Tra di loro anche Sidonie (Garance Marillier, la Justine di Raw – Una cruda verità), appena arrivata e subito diventata la ‘preferita’, con lei condivide una violenza subita nel silenzio delle mura domestiche e un’inquietudine autodistruttiva che la porta a pagare il prezzo del potere e dell’anonimato, immischiandosi con losche figure criminali e un affare di poteri politici, scandali e collaborazione con i servizi segreti. L’emancipazione della prostituzione da bassi fondi arriva dunque su nei lussuosi alberghi di mezzo mondo, Madame non è materna (se non nel senso di insegnare alle sue dipendenti come tenere una corretta igiene intima), men che meno protettiva, invia call-girl a clienti ben paganti ma poco gestibili, lasciati agire in fantasie sfociate in vere e propri abusi deturpando corpi e visi di ragazze che quel mestiere devono impararlo a gestire con freddezza e devozione sin da subito. Ma alla presidenza del neo governo di centro-destra di Giscard d’Estaing, la bolla del piacere gaudente esplode e il fisco le chiede indietro 11 milioni di franchi mai pagati, una pena carceraria scontata negli Stati Uniti e una vecchiaia in solitudine a Nizza, quando sul finire del secolo lo sguardo continua naturalmente a posarsi su corpi femminili giovani, forse a cercare, come il mestiere le ha imposto, nuove bellezze da offrire al potere.

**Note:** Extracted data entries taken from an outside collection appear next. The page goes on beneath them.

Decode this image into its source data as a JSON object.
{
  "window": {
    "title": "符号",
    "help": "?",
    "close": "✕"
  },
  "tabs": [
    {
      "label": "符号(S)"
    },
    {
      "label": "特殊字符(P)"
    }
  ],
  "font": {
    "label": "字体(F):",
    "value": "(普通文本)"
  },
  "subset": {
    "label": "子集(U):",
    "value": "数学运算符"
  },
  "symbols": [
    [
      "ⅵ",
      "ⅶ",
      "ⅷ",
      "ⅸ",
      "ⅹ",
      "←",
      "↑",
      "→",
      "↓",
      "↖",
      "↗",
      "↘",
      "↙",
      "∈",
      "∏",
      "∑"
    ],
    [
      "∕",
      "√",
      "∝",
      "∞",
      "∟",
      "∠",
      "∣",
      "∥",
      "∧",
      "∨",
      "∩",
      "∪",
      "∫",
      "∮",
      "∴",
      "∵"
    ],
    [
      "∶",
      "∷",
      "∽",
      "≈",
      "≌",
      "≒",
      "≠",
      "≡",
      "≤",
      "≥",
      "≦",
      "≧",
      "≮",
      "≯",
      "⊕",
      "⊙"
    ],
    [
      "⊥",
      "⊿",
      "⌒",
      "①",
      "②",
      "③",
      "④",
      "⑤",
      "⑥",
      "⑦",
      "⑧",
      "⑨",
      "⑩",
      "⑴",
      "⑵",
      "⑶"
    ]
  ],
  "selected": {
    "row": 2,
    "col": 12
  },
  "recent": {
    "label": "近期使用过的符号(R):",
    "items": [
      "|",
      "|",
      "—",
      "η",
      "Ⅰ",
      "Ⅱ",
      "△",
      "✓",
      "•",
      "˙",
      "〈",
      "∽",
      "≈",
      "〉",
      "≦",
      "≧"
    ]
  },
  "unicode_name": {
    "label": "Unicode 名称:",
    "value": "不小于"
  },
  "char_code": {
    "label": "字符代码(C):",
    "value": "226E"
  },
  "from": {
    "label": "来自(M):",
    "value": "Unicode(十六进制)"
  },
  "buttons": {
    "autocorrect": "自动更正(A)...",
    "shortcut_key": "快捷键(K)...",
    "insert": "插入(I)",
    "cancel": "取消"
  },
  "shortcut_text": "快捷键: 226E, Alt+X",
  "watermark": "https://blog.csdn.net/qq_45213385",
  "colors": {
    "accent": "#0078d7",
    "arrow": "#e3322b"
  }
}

Curiosità insoddisfatte di un biopic indifferente
Dal ritratto che ne fa la Verheyde però, l’unica cosa chiara della figura di Madame Claude è quello di una donna dura, algida, puntuta e forgiata su un mestiere che non ammette l’entrata in sordina di sentimenti superflui. A Pigalle l’occhio della regista si lascia andare alla mera ricostruzione di un’atmosfera più che di una personalità, esaltando l’edonismo dei locali notturni, tra sigarette fumate e sguardi lascivi posati su seducenti esibizioni di burlesque. Ma la rievocazione di un’epoca non basta e della vita di Fernande Grudet si continua a saperne poco o nulla anche sul finire del film, quando la regista mostra stralci di notiziari d’archivio della vera Madame Claude ormai dai capelli bianchi e nello spettatore, finalmente, inizia a salire la curiosità di una donna da molti vista come simbolo d’emancipazione femminile. Di tutta quella foga emersa nel sesso rapido e disinibito, del film rimane in controcampo una distanza incolmabile con la sua protagonista, impedendone l’avvicinamento ma piuttosto innalzandolo a intorpidimento disinteressato di una storia potenzialmente esplosiva. Eppure la Grudet qualcosa da dirci sulle dinamiche del potere tra le donne di oggi e gli uomini lo aveva eccome. Lei, che sognava di prendersi gioco del potere dall’interno e che considerava l’amore una malattia.